I am currently in the midst of some work intended to bring discussions about quality into the early stages of planning product change.

It is unfortunate that discussing quality can be something of an afterthought in planning software development and change, often sitting somewhere after costs and financial benefits and sometimes after agreeing on the technical solution.

There is often an expectation that quality will somehow have been ‘assured’ by the time the work is done, but far less often are there meaningful discussions earlier on about exactly what quality means, or how it might be threatened by the development and change which is proposed.

Understanding these threats requires discussion about, and analysis of product risk and one of my tasks is to find ways to prompt those discussions and encourage that analysis.

In doing so, I would like to avoid a problem which I have observed in risk analysis, both in groups (for example risk workshops) and for individuals (for example in preparing ‘Risk’ sections of test plan documents). That problem could be described as risk saturation; an attempt to capture any potential danger, no matter how remote the likelihood of it occurring.

Risk saturation is often characterised by a tendency to capture long lists of project risks. The really useful and important product risks might be included, but if they are, they may be buried under a landslide of vague or unhelpful statements.

I also want to promote a more detailed assessment of where and when the risks might materialise and the potential implications if they do. Not only will this help us to understand which of the risks might matter the most, it could also help in understanding what to test, and how to go about it.

I wanted an uncomplicated mechanism to facilitate focused discussion of risk during short group sessions.

To this end, I created a simple image which can be used as a prompt during our discussions; a set of questions which together help address the central question:

image

The intention of these questions is not to assist in identification of product risk (I have an idea for this which I will return to in a future blog), but to draw out the most pertinent points regarding risks we have identified; helping us to understand whether each risk is worth further consideration, and if so in what way.

I have deliberately positioned the question regarding who could be affected at the top.

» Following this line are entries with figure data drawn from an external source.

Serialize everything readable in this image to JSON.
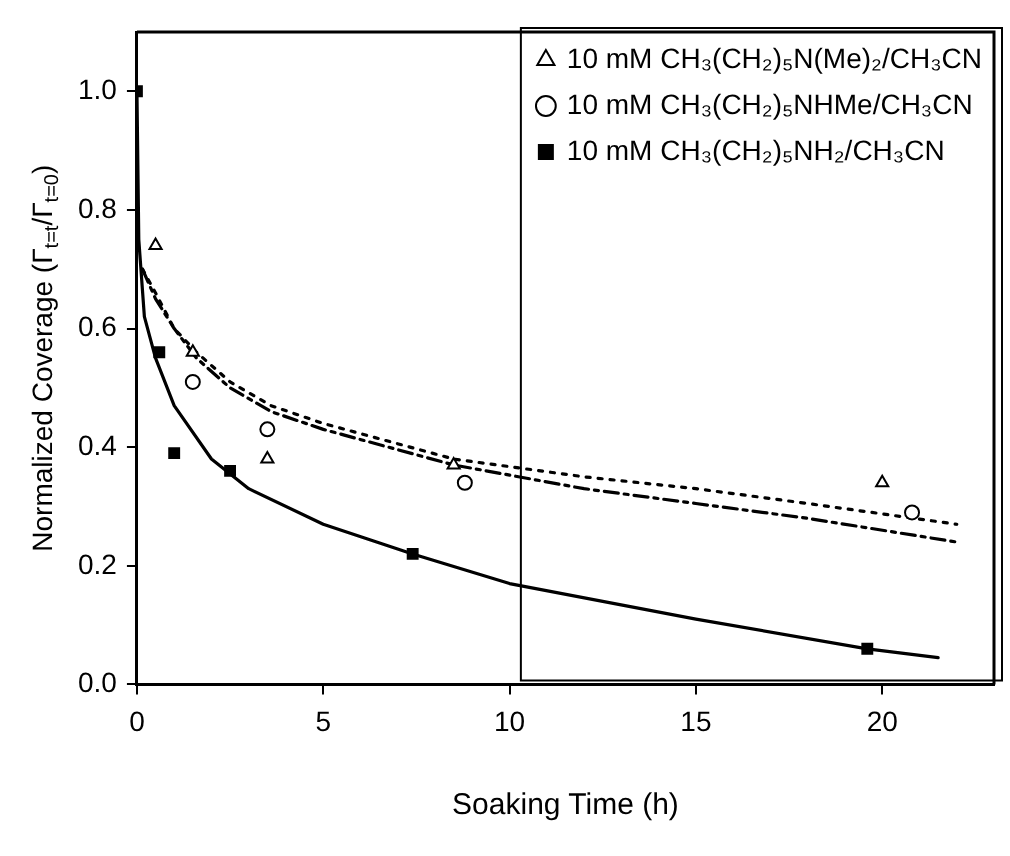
{
  "chart_data": {
    "type": "scatter",
    "xlabel": "Soaking Time (h)",
    "ylabel": "Normalized Coverage (Γ$_{t=t}$/Γ$_{t=0}$)",
    "xlim": [
      0,
      23
    ],
    "ylim": [
      0,
      1.1
    ],
    "xticks": [
      0,
      5,
      10,
      15,
      20
    ],
    "yticks": [
      {
        "value": 0,
        "label": "0.0"
      },
      {
        "value": 0.2,
        "label": "0.2"
      },
      {
        "value": 0.4,
        "label": "0.4"
      },
      {
        "value": 0.6,
        "label": "0.6"
      },
      {
        "value": 0.8,
        "label": "0.8"
      },
      {
        "value": 1,
        "label": "1.0"
      }
    ],
    "grid": false,
    "legend": "top right",
    "series": [
      {
        "name": "10 mM CH₃(CH₂)₅N(Me)₂/CH₃CN",
        "marker": "triangle",
        "color": "#000000",
        "x": [
          0.5,
          1.5,
          3.5,
          8.5,
          20
        ],
        "values": [
          0.74,
          0.56,
          0.38,
          0.37,
          0.34
        ]
      },
      {
        "name": "10 mM CH₃(CH₂)₅NHMe/CH₃CN",
        "marker": "circle",
        "color": "#000000",
        "x": [
          1.5,
          3.5,
          8.8,
          20.8
        ],
        "values": [
          0.51,
          0.43,
          0.34,
          0.29
        ]
      },
      {
        "name": "10 mM CH₃(CH₂)₅NH₂/CH₃CN",
        "marker": "square",
        "color": "#000000",
        "x": [
          0,
          0.6,
          1.0,
          2.5,
          7.4,
          19.6
        ],
        "values": [
          1.0,
          0.56,
          0.39,
          0.36,
          0.22,
          0.06
        ]
      },
      {
        "type": "line",
        "line_style": "dotted",
        "marker": "none",
        "color": "#000000",
        "x": [
          0.15,
          0.5,
          1,
          1.6,
          2.5,
          3.6,
          5,
          8.5,
          12,
          15,
          18,
          22
        ],
        "values": [
          0.7,
          0.66,
          0.6,
          0.56,
          0.51,
          0.47,
          0.44,
          0.38,
          0.35,
          0.33,
          0.305,
          0.27
        ]
      },
      {
        "type": "line",
        "line_style": "dashdot",
        "marker": "none",
        "color": "#000000",
        "x": [
          0.15,
          0.5,
          1,
          1.6,
          2.5,
          3.6,
          5,
          8.5,
          12,
          15,
          18,
          22
        ],
        "values": [
          0.7,
          0.65,
          0.6,
          0.55,
          0.5,
          0.46,
          0.43,
          0.37,
          0.33,
          0.305,
          0.28,
          0.24
        ]
      },
      {
        "type": "line",
        "line_style": "solid",
        "marker": "none",
        "color": "#000000",
        "x": [
          0,
          0.05,
          0.2,
          0.5,
          1,
          2,
          3,
          5,
          7.4,
          10,
          15,
          19.6,
          21.5
        ],
        "values": [
          1.0,
          0.75,
          0.62,
          0.55,
          0.47,
          0.38,
          0.33,
          0.27,
          0.22,
          0.17,
          0.11,
          0.06,
          0.045
        ]
      }
    ]
  }
}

As I discussed in my blog on ‘Thinking Quality In’, I believe it is crucial that we are considering, at every stage, the people who will use our products and systems. My intention is that this will be the first question which is addressed, and will frame the conversation.

The question on where a risk might occur is intended to prompt thinking about the systems, subsystems or features which might be affected.

Asking about the potential timing encourages consideration of events and triggers which might be important, and the processes or tasks where there may be repercussions.

Together, I believe that these questions will help achieve my objectives of avoiding risk saturation, and improving evaluation of product risk.